In recognition of the level of interest in a $15 million four-pool aquatic facility the council held part of yesterday's long-term plan hearings at Mosgiel's Salvation Army Hall.
Taieri Community Facilities Trust project manager Shaun Pont called on councillors to allocate $750,000 to the design phase of the new facility for the next financial year.
Providing that amount would show there was a ''a clear commitment from council that you want to see this happen'' and would provide a catalyst for community fundraising.
If the council allocated a smaller figure, the project - included as an unfunded item in the plan - would flounder for another year and little progress would be made.

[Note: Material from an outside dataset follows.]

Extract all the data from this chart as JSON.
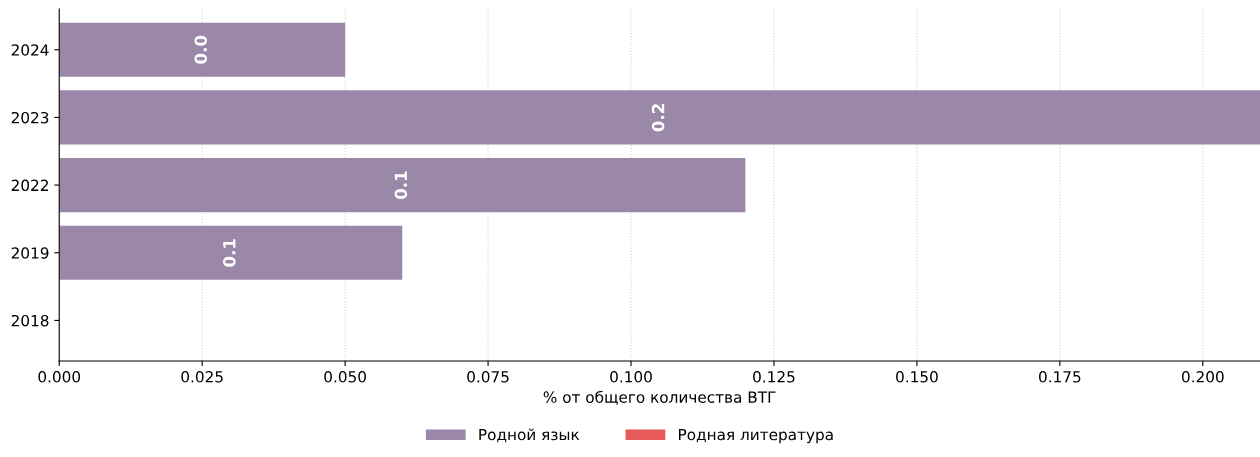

Trust chairwoman Irene Mosley said the council needed to make the most of the ''huge'' amount of goodwill from the community and volunteers and ''green light'' the project now.
If the council waited, it would become more difficult to raise funds and the ''high-calibre'' people who had donated their time to the project would become frustrated.
''You have got to act while there is a passion out there,'' Ms Mosley said.
Responding to a question from Cr Richard Thomson about how the trust came up with the $7.5 million figure for the amount the community could raise for the project, Ms Mosley said it was provided by consultant Compton Fundraising.
''It's a carefully worked out science.''
Based on her experience raising funds for other community projects, she believed it could reach that figure.
''I have more proof that we can raise it than the naysayers have that we can't.''
Cr Lee Vandervis was one of a number of councillors to indicate the council's financial position meant it faced a difficult choice whether to fund the pool complex or other projects.
''A lot of people don't seem to realise that depending on how you look at it, it's either a $200 million hole in the DCC coffers or a $600 million hole.''
He asked the trust why the pool should be funded over the South Dunedin community complex, which would serve more people.
Trust and Mosgiel-Taieri Community Board member Martin Dillon replied, saying: ''That's why you're up front. That's your decision.''
Other submitters, including trust members and speakers from the community board, argued against having fewer than four pools - saying a four-pool complex, which included a hydrotherapy pool and a leisure pool, would be able to meet the needs of Mosgiel's different demographic groups.
Sport Otago chief executive John Brimble said it supported a new Mosgiel aquatic facility.
A new pool complex would provide increased access to the successful ''swim to survive'' programme aimed at improving swim safety among Dunedin's children.
''We are now at the point where that programme is constrained by the lack of water space that we have here in the city.''
However, Sport Otago and Sport New Zealand believed, based on population trends, there was only a need for a two-pool complex, not a four-pool one.